Uh, Leland?  Not until you are 21 (you’ve got three more years, young man!), and I respectfully submit that the first step to being a great strategist is sobriety.

Finally, a last few invites to share with you.

My nephew Andres:

Bob Marley. Just to listen to this man who was so at peace with his life. I’d ask him questions about his  history, what he thinks about modern medicine, what he thinks the purpose of life is.

Andres did say what would be on the menu for his dinner with Bob, and I’ll just say that they’re both going to be mighty hungry when they’ve finished that particular form of…er…refreshment.

Tracey, my adventurous hiking friend:

Amelia Earhart is THE woman.  She said:  “Adventure is worthwhile in itself.  Decide if the goal is worth the risks involved.

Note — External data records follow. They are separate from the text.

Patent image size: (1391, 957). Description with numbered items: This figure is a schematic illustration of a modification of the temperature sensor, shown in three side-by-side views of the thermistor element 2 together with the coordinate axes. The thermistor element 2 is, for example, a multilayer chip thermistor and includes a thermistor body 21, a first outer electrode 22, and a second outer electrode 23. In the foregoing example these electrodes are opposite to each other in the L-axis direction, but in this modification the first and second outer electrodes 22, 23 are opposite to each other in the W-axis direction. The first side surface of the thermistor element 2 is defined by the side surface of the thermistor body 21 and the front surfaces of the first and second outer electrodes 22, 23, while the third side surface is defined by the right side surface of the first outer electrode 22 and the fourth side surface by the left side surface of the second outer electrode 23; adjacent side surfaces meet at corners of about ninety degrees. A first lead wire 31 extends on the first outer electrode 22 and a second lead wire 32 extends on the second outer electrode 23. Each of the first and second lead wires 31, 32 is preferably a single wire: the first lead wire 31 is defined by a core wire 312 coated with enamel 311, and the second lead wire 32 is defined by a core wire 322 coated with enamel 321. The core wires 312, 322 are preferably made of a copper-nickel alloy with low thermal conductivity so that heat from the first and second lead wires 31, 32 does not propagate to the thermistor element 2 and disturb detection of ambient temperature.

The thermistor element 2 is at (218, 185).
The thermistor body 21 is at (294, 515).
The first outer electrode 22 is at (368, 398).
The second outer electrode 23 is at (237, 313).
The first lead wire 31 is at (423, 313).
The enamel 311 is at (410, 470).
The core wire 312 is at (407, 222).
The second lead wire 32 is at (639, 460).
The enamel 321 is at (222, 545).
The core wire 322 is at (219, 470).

If it is — stop worrying.”  I would love to ask her if indeed it was worth it. 

My niece Olivia:

Esther Earl.  She was Sixteen when she died of thyroid cancer.  Through the Harry Potter Alliance she got books to kids who didn’t have access to them.  She was just a normal girl who made such a difference in a short time.  I’d  want to cook fancy food for her.  We’d have a proper English tea time.

From my niece Mari:

Carl Sagan.   I’d ask him if he’d finally made contact with other life forms. I’d make him seared ahi, sautéed spinach and mashed garlic taters.

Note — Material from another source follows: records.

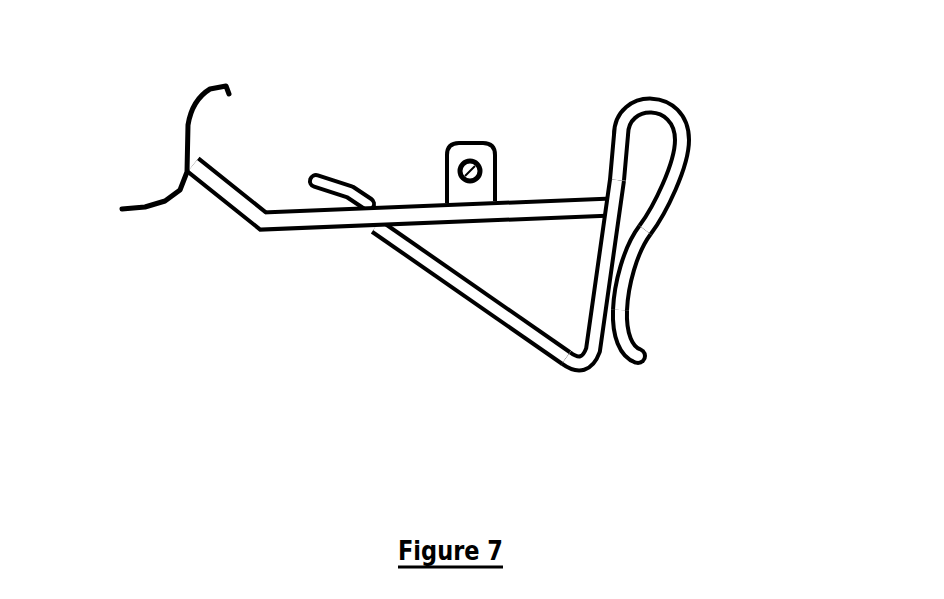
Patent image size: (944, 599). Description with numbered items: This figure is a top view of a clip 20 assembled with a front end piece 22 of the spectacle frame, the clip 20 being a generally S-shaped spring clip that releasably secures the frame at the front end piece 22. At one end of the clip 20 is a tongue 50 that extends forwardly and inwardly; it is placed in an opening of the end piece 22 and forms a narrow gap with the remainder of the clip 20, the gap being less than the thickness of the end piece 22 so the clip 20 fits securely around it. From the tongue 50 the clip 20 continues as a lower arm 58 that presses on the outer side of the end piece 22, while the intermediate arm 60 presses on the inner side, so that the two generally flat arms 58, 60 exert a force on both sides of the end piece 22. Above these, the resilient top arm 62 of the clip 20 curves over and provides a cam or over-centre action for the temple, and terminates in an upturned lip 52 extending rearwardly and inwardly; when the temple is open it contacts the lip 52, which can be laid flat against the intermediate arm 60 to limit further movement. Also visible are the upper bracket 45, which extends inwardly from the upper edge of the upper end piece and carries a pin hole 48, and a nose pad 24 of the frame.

The clip 20 is at (658, 92).
The front end piece 22 is at (232, 220).
The nose pad 24 is at (687, 123).
The upper bracket 45 is at (483, 142).
The pin hole 48 is at (493, 145).
The tongue 50 is at (372, 205).
The upturned lip 52 is at (650, 348).
The lower arm 58 is at (457, 295).
The intermediate arm 60 is at (592, 269).
The top arm 62 is at (660, 228).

Make sure you seat Carl next to a bowl of fruit, which he often finds helpful in demonstrating the concepts of dimensionality.

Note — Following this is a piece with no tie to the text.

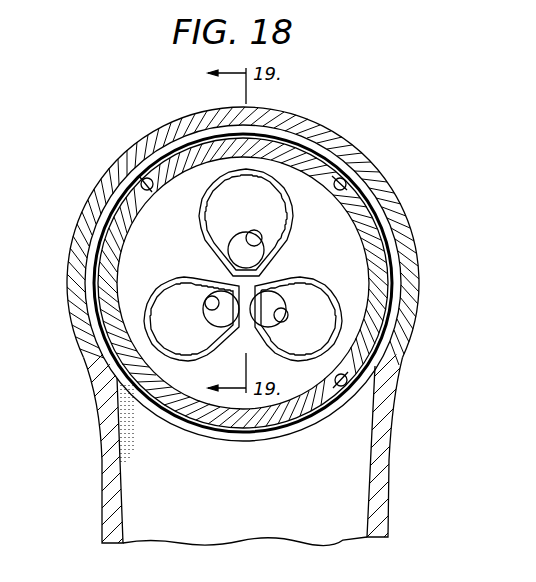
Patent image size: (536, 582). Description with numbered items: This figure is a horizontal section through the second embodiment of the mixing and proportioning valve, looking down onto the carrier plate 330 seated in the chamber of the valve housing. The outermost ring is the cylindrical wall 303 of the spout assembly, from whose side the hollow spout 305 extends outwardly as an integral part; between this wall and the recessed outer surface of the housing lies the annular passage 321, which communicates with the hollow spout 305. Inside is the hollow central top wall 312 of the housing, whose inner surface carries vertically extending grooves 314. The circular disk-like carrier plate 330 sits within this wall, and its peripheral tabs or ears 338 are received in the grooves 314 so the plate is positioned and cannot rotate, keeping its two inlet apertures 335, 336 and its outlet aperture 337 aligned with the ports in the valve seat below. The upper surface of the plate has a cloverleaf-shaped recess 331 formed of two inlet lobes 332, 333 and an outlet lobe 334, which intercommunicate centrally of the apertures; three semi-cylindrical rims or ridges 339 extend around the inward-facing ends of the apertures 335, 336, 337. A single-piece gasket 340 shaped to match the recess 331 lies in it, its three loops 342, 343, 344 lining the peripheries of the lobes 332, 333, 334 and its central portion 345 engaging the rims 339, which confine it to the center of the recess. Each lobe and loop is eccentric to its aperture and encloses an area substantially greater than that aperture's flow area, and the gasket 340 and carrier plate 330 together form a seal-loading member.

And Erin, my wonderful horse-loving, Wild West-embracing, very literate riding buddy:

Virginia Woolf, Queen Noor, Eleanor Roosevelt, Mark Twain, and also my great grandfather who rode with Wild Bill Cody and broke horses as one of Teddy Roosevelt’s Rough Riders.

My son Lyle:

Bill Murray. He is an anomaly. Humor and personality.


Ok, Lyle, but I hope you don’t mind crumbs in the sheets.

Ideally, of course, the dinner party ends here — with you ringing a little bell (which summons people to clear our dishes, put food away, render the kitchen spotless), and me fetching the cigars and brandy.

It’s been lovely.  Let’s do it again.  And soon.